If you think that applying first quantization to photons is "elementary", then you have a different definition of elementary to the one I have !



zaybu wrote:
To be honest, twistor, if you want to study QFT, Weinberg is THE book. All that stuff you linked to is passé.


That's a rather off-hand dismissal of some interesting and controversial discussions, whereas in fact the quantum field theory you are presenting as the shizzle forms the basis of first year postgraduate theoretical physics courses.



zaybu wrote:
twistor59 wrote:
zaybu wrote:All particles are subject to the Heisenberg Uncertainty Principle. It's just that fermions obey different statistics than bosons. The only time you will need to consider waves is when you are dealing with a large number of photons. In that case, the wave picture gives you adequate results. But when you deal with one on one: one photon with one electron, or two electrons exchanging a photon, then the particle picture is the only one that makes sense. Either that or you might as well throw Feynman's diagrams under the bus.


Imagine I have an ideal experimental setup - an optical cavity, and I put a single quantum of monochromatic light in there. Would you really want to call that a "particle" ?


Yes, if it's a "single" quantum, it will behave like a particle.
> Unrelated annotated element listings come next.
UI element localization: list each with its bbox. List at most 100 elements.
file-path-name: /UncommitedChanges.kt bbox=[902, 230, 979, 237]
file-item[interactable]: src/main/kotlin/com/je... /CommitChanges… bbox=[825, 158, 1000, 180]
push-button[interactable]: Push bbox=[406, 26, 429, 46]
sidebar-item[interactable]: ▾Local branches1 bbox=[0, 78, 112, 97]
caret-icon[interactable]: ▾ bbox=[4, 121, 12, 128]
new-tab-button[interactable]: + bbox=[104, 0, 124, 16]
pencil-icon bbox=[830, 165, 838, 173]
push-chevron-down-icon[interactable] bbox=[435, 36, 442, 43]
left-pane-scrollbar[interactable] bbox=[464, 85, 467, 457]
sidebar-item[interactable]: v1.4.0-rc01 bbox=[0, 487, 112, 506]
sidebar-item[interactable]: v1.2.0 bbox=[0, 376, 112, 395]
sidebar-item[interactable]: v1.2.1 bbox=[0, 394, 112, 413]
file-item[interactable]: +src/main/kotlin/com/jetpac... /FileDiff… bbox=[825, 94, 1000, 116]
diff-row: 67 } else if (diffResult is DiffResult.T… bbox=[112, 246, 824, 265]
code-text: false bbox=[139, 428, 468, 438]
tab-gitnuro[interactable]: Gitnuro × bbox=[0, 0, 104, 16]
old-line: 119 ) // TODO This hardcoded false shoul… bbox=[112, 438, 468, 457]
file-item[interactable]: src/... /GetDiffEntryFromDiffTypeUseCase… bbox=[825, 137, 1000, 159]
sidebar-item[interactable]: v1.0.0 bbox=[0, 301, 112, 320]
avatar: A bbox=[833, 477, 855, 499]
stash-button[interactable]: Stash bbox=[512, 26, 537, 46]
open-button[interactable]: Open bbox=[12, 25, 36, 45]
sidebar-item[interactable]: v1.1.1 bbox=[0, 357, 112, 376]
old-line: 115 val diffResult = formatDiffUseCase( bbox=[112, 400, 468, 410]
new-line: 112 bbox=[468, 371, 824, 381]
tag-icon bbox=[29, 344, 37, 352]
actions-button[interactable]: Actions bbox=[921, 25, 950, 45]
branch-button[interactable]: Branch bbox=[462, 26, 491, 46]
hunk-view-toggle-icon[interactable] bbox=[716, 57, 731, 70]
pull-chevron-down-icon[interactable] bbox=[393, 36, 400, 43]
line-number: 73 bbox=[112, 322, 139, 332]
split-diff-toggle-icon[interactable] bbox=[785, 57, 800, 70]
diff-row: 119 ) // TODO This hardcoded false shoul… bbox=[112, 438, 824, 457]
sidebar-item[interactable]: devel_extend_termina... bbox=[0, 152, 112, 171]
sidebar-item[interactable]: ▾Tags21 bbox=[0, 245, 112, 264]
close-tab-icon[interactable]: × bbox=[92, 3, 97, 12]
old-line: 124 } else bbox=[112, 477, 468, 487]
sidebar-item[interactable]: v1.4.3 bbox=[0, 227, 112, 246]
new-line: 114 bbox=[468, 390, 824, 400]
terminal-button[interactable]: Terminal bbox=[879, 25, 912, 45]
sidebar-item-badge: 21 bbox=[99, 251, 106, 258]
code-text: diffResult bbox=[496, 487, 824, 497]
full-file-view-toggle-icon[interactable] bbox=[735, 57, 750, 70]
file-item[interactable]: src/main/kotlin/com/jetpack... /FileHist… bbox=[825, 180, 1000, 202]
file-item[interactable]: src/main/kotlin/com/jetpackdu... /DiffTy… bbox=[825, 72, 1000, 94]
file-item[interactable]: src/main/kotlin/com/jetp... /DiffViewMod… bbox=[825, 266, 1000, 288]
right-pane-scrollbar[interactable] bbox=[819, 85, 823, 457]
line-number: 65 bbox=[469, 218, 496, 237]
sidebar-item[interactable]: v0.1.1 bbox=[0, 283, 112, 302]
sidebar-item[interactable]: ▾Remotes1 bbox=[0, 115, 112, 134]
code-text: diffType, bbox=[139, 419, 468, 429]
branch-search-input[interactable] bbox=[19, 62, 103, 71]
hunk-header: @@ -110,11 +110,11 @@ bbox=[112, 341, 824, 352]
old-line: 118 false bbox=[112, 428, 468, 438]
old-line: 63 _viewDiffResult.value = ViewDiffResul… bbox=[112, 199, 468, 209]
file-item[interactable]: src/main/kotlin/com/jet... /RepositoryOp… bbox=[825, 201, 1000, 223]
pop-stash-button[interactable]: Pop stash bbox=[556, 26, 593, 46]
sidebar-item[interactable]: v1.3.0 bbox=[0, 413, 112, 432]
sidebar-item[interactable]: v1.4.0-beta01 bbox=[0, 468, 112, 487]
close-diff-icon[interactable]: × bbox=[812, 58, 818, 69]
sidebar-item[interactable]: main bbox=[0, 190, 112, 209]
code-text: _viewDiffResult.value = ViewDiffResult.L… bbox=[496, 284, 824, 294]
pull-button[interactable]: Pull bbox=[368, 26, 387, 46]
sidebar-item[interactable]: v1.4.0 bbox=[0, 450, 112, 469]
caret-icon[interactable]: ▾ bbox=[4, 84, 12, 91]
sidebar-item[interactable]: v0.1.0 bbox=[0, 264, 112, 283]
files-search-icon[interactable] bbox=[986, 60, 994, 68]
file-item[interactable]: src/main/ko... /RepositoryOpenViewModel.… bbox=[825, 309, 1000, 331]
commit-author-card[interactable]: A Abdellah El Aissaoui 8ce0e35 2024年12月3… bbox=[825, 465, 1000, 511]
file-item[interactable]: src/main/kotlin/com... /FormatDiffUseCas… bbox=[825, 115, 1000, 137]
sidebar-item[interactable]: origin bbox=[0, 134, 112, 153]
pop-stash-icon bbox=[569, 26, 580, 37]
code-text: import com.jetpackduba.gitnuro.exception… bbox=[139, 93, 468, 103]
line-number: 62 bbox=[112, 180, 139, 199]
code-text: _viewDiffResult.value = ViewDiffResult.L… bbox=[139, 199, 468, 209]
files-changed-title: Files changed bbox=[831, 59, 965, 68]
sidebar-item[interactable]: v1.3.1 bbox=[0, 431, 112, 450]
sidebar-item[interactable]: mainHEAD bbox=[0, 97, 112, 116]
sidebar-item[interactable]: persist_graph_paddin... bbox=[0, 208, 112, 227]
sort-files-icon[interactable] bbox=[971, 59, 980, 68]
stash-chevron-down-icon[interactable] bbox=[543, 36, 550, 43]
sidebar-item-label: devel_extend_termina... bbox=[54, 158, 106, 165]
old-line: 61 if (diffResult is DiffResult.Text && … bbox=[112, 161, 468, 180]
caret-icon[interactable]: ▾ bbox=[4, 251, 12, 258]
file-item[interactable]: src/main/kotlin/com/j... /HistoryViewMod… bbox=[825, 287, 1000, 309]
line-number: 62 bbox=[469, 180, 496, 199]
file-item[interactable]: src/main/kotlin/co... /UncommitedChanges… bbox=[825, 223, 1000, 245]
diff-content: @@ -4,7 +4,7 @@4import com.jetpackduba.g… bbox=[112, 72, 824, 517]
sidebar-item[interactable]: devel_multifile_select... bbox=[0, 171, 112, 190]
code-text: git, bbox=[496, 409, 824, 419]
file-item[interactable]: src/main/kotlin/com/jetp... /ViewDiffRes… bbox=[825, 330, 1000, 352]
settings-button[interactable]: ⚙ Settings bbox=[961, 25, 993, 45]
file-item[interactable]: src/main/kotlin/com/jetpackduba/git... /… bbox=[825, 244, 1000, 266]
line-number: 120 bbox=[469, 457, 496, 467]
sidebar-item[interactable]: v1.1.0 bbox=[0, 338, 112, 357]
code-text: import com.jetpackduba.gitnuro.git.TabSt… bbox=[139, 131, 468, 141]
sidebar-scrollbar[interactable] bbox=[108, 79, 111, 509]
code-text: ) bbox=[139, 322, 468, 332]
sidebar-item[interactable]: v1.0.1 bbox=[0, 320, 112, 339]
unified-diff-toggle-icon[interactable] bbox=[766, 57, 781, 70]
The hard trick is to produce a "single" quantum one at a time. The youtube video I linked you to did just that. And the presence of tiny grains appearing one by one on the screen testifies to the particle nature of the photon.


Did you read what I wrote above in the first post of this thread ? You get exactly the same discrete behaviour (flashes building up the interference pattern) if you treat the incident field as purely classical ! The flashes do not provide a proof of the quantum nature of the electromagnetic field - however other things do provide such proof.


zaybu wrote:
twistor59 wrote:
Incidentally, do you think that two electrons really exchange photons when paticipating in the electromagnetic interaction ?


That's what QED says. Do you have a better theory?


QED says nothing of the sort. It merely says that one way (perturbation theory) of computing the effects of the interaction is to treat the system as if virtual quanta are exchanged. However this is merely a calculational device. If you could solve the nonlinear interaction exactly, there would be no need to invoke virtual particles. The electromagnetic field, however, does allow real excitations, namely the photons that we can measure.